Today I’m continuing with the Self-Published Fantasy Month Daily Challenge (See image below or for more information check Here). Day two’s prompt is: “One day, you will be old enough to start reading fairytales again.” – C. S. Lewis. While there aren’t so much fairytales in the world of the Citadel, most children are raised with tales of the Gods and so today I’m sharing part of the origin myth.


When the First Gods came into being, there was nothing.
First came Zatani, the Sky Lord, who ruled the heavens and all its bodies. He was sunlight and Starfire, and clear blue sky. He stirred in the darkness and cast light on the vastness of being and found it wanting. He did not know how long he had existed like that, spinning patterns in the stars, a guide through the void, but eventually, he found Her. Lianke, the Lady of the Mountains. Mother of the World. While he was ethereal and everywhere at once, she was fire and earth, small in his eyes, but overwhelming in her hunger for more as she etched out her world beneath his sky. It was but a drop in the vastness, and yet it became huge in his eyes, and he pressed close. Curling around her world. Ruling over it. At least in his own mind.
That was their first fight, as his sunlight lay claim to her land.

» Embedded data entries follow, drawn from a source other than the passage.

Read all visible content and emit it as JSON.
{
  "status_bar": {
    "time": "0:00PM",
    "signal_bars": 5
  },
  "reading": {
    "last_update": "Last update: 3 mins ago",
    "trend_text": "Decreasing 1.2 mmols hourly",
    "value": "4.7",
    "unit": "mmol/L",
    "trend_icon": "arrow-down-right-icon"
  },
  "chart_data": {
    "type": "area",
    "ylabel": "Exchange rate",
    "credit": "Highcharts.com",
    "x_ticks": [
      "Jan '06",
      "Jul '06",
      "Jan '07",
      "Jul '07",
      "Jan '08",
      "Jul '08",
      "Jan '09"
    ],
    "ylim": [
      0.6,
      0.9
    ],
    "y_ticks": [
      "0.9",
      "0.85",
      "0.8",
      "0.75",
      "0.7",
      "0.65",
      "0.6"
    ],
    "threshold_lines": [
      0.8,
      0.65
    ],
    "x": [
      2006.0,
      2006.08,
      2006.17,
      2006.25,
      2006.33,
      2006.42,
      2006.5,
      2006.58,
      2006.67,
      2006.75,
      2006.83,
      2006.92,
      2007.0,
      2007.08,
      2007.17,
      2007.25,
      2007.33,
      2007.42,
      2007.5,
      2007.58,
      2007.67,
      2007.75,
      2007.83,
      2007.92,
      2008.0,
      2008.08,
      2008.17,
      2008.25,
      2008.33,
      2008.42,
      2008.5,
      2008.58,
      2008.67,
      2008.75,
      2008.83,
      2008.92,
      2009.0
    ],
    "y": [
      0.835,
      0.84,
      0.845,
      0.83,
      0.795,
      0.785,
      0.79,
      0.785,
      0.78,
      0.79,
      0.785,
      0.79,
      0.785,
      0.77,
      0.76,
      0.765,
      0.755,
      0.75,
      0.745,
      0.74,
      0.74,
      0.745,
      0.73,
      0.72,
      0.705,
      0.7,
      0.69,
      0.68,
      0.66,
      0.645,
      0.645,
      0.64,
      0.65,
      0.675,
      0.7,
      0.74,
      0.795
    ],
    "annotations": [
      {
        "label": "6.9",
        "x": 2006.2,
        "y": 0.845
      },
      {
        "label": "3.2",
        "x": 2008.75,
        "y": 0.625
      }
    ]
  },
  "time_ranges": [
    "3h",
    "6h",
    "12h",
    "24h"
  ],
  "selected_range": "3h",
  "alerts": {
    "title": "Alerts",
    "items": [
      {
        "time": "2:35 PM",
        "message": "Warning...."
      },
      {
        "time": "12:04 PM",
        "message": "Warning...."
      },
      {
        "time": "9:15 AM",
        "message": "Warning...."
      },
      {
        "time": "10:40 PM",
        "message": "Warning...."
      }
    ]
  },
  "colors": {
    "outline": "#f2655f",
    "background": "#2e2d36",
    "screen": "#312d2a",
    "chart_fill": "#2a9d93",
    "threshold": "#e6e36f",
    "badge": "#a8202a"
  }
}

Stars trembled at night, some scattered from the sky from the force of their battle. Turning to flame and ash, as they left vast craters into the newly formed earth. Their blows threw up mountains and carved deep furrows through the land. That fight ended in a stalemate, both caught in the wonder of what they had created, and for a time, there was peace. It didn’t last, for war was in her blood, and he was her only adversary. Their skirmishes left fractures across the world, while the skies trembled. Wracked by storms as the Sky Lord sought sanctuary in the clouds, for although they were well-matched in power, in fury, Lianke was unmatched. During one such fight, Lianke wounded him deeply, carving from him the light that would become the moon and laying claim to the skies while he rested at night.